El razonamiento antropológico nos puede ayudar a entenderlo mejor. El amor, igual que el conocimiento, es una actividad que —si es auténtico— tiende a crecer. Es una realidad al alcance de la propia experiencia de cada uno. De la misma manera que se dice que “el saber no ocupa lugar”, puesto que, cuanto más uno sabe, más facilidad tiene para incorporar nuevos conocimientos, así también, cuando uno ama, simultáneamente adquiere más capacidad de amar y desea amar todavía más. Y es lógico que sea así, puesto que es propio de las actividades espirituales (es decir, totalmente inmateriales) que, en sí mismas, no estén afectadas por los límites de la materia: para adquirir nuevos conocimientos no hay límites, como tampoco para amar más. Santo Tomás de Aquino no podía dejar de plantearse la cuestión. Su respuesta, además de sabia, está expuesta de manera bella: «Mientras que los bienes sensibles nos cansan cuando los poseemos, los bienes espirituales, al contrario, los amamos más cuanto más los poseemos; porque éstos no se gastan ni se agotan, y son capaces de producir en nosotros una alegría siempre nueva».

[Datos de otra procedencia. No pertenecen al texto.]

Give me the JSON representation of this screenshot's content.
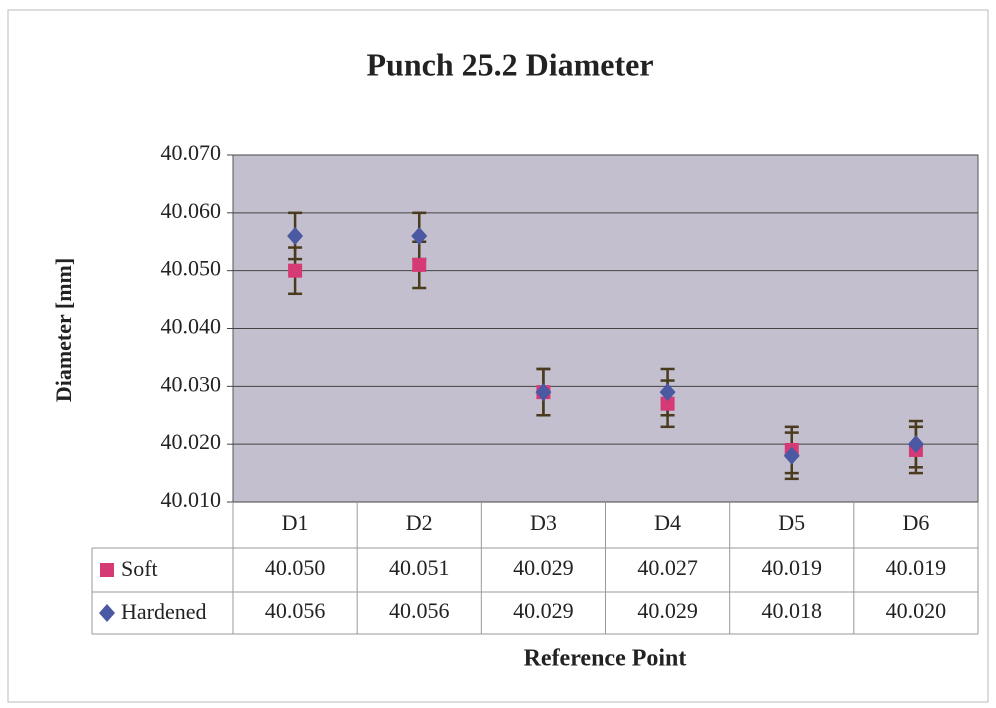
{
  "chart_data": {
    "type": "errorbar_scatter",
    "title": "Punch 25.2 Diameter",
    "ylabel": "Diameter [mm]",
    "xlabel": "Reference Point",
    "categories": [
      "D1",
      "D2",
      "D3",
      "D4",
      "D5",
      "D6"
    ],
    "series": [
      {
        "name": "Soft",
        "color": "#d63a74",
        "marker": "square",
        "values": [
          40.05,
          40.051,
          40.029,
          40.027,
          40.019,
          40.019
        ],
        "value_labels": [
          "40.050",
          "40.051",
          "40.029",
          "40.027",
          "40.019",
          "40.019"
        ],
        "errors": [
          0.004,
          0.004,
          0.004,
          0.004,
          0.004,
          0.004
        ]
      },
      {
        "name": "Hardened",
        "color": "#4b58a2",
        "marker": "diamond",
        "values": [
          40.056,
          40.056,
          40.029,
          40.029,
          40.018,
          40.02
        ],
        "value_labels": [
          "40.056",
          "40.056",
          "40.029",
          "40.029",
          "40.018",
          "40.020"
        ],
        "errors": [
          0.004,
          0.004,
          0.004,
          0.004,
          0.004,
          0.004
        ]
      }
    ],
    "ylim": [
      40.01,
      40.07
    ],
    "yticks": [
      {
        "value": 40.01,
        "label": "40.010"
      },
      {
        "value": 40.02,
        "label": "40.020"
      },
      {
        "value": 40.03,
        "label": "40.030"
      },
      {
        "value": 40.04,
        "label": "40.040"
      },
      {
        "value": 40.05,
        "label": "40.050"
      },
      {
        "value": 40.06,
        "label": "40.060"
      },
      {
        "value": 40.07,
        "label": "40.070"
      }
    ],
    "grid": true,
    "plot_background": "#c3bfcf",
    "errorbar_color": "#4a3a1e"
  }
}
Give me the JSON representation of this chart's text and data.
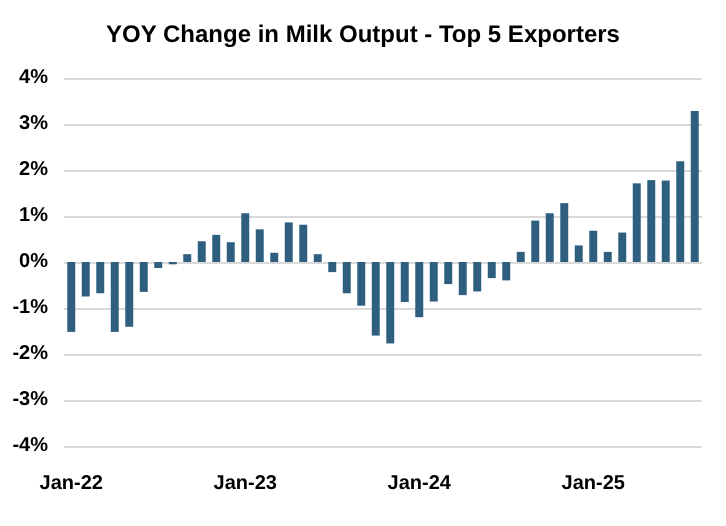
{
  "chart_data": {
    "type": "bar",
    "title": "YOY Change in Milk Output - Top 5 Exporters",
    "categories": [
      "Jan-22",
      null,
      null,
      null,
      null,
      null,
      null,
      null,
      null,
      null,
      null,
      null,
      "Jan-23",
      null,
      null,
      null,
      null,
      null,
      null,
      null,
      null,
      null,
      null,
      null,
      "Jan-24",
      null,
      null,
      null,
      null,
      null,
      null,
      null,
      null,
      null,
      null,
      null,
      "Jan-25",
      null,
      null,
      null,
      null,
      null,
      null,
      null
    ],
    "values": [
      -1.52,
      -0.75,
      -0.68,
      -1.52,
      -1.41,
      -0.65,
      -0.13,
      -0.05,
      0.17,
      0.45,
      0.59,
      0.43,
      1.06,
      0.71,
      0.2,
      0.86,
      0.81,
      0.17,
      -0.22,
      -0.68,
      -0.95,
      -1.6,
      -1.77,
      -0.87,
      -1.2,
      -0.86,
      -0.48,
      -0.72,
      -0.64,
      -0.35,
      -0.4,
      0.22,
      0.9,
      1.06,
      1.28,
      0.36,
      0.68,
      0.22,
      0.64,
      1.71,
      1.78,
      1.77,
      2.19,
      3.28
    ],
    "color": "#2f5f7f",
    "ylim": [
      -4,
      4
    ],
    "yticks": [
      {
        "value": -4,
        "label": "-4%"
      },
      {
        "value": -3,
        "label": "-3%"
      },
      {
        "value": -2,
        "label": "-2%"
      },
      {
        "value": -1,
        "label": "-1%"
      },
      {
        "value": 0,
        "label": "0%"
      },
      {
        "value": 1,
        "label": "1%"
      },
      {
        "value": 2,
        "label": "2%"
      },
      {
        "value": 3,
        "label": "3%"
      },
      {
        "value": 4,
        "label": "4%"
      }
    ],
    "grid": "y"
  }
}
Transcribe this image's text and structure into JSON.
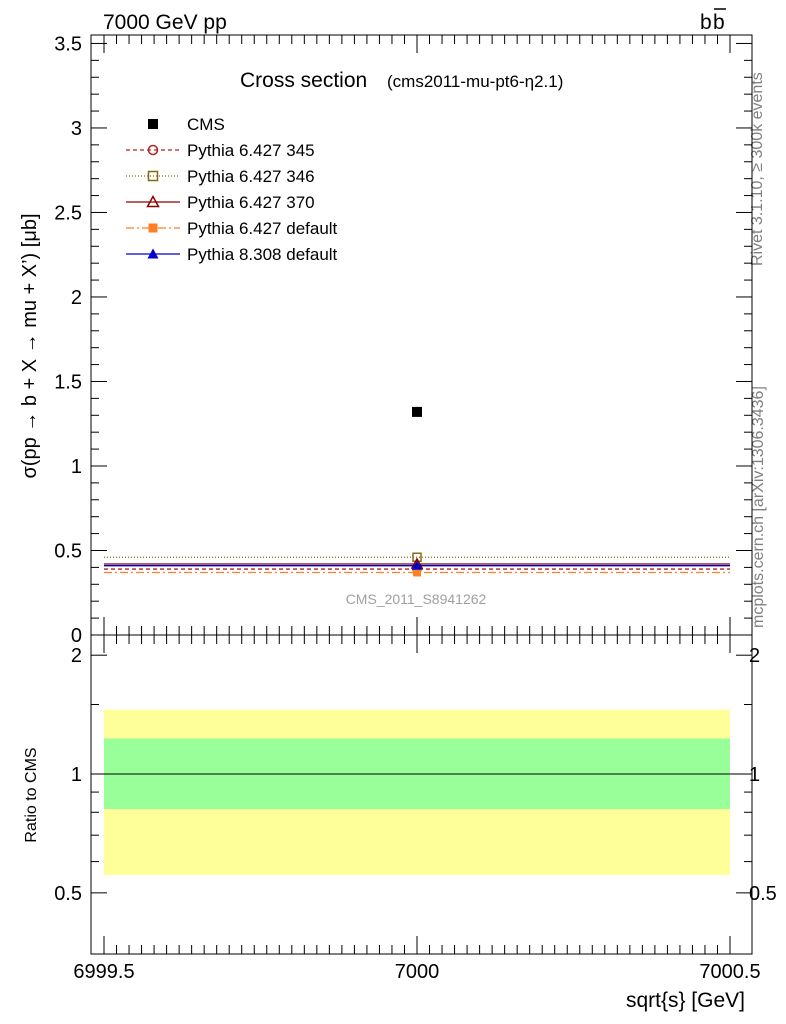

Esta dinámica sin límites —que realmente el hombre puede experimentar— reclama eternidad: sería contradictorio poseer esta capacidad y que, súbitamente, con la muerte se viera frustrada. ¡La muerte!: «Ante la muerte, el enigma de la condición humana alcanza su punto álgido» (GS 18). Ante este enigma, el hombre no puede ignorar la “tensión de eternidad” que lleva en su interioridad más profunda. El Concilio Vaticano II, todavía en el mismo lugar que acabamos de citar, afirma que el hombre, «por un instinto de su corazón, piensa bien cuando detesta y le repugna una ruina total y una pérdida definitiva de su persona. La semilla de eternidad que en sí mismo lleva, y que es irreductible a la sola materia, se rebela contra la muerte. Todos los logros de la técnica, por muy útiles que sean, nada sirven para calmar la angustia del hombre: pues la prolongación de la longevidad biológica no puede satisfacer el deseo de una vida futura que está enraizado en su corazón y no se puede arrancar».
El hombre es el único viviente de la Tierra que sabe que ha de morir: el hombre es el único viviente que puede (y debe) “gestionar” la muerte, imprimiendo un sentido de eternidad a cada segundo de su tiempo, sin olvidar aquello que se repetía a sí misma santa Teresa de Lisieux: «La vida es tu nave, no tu morada».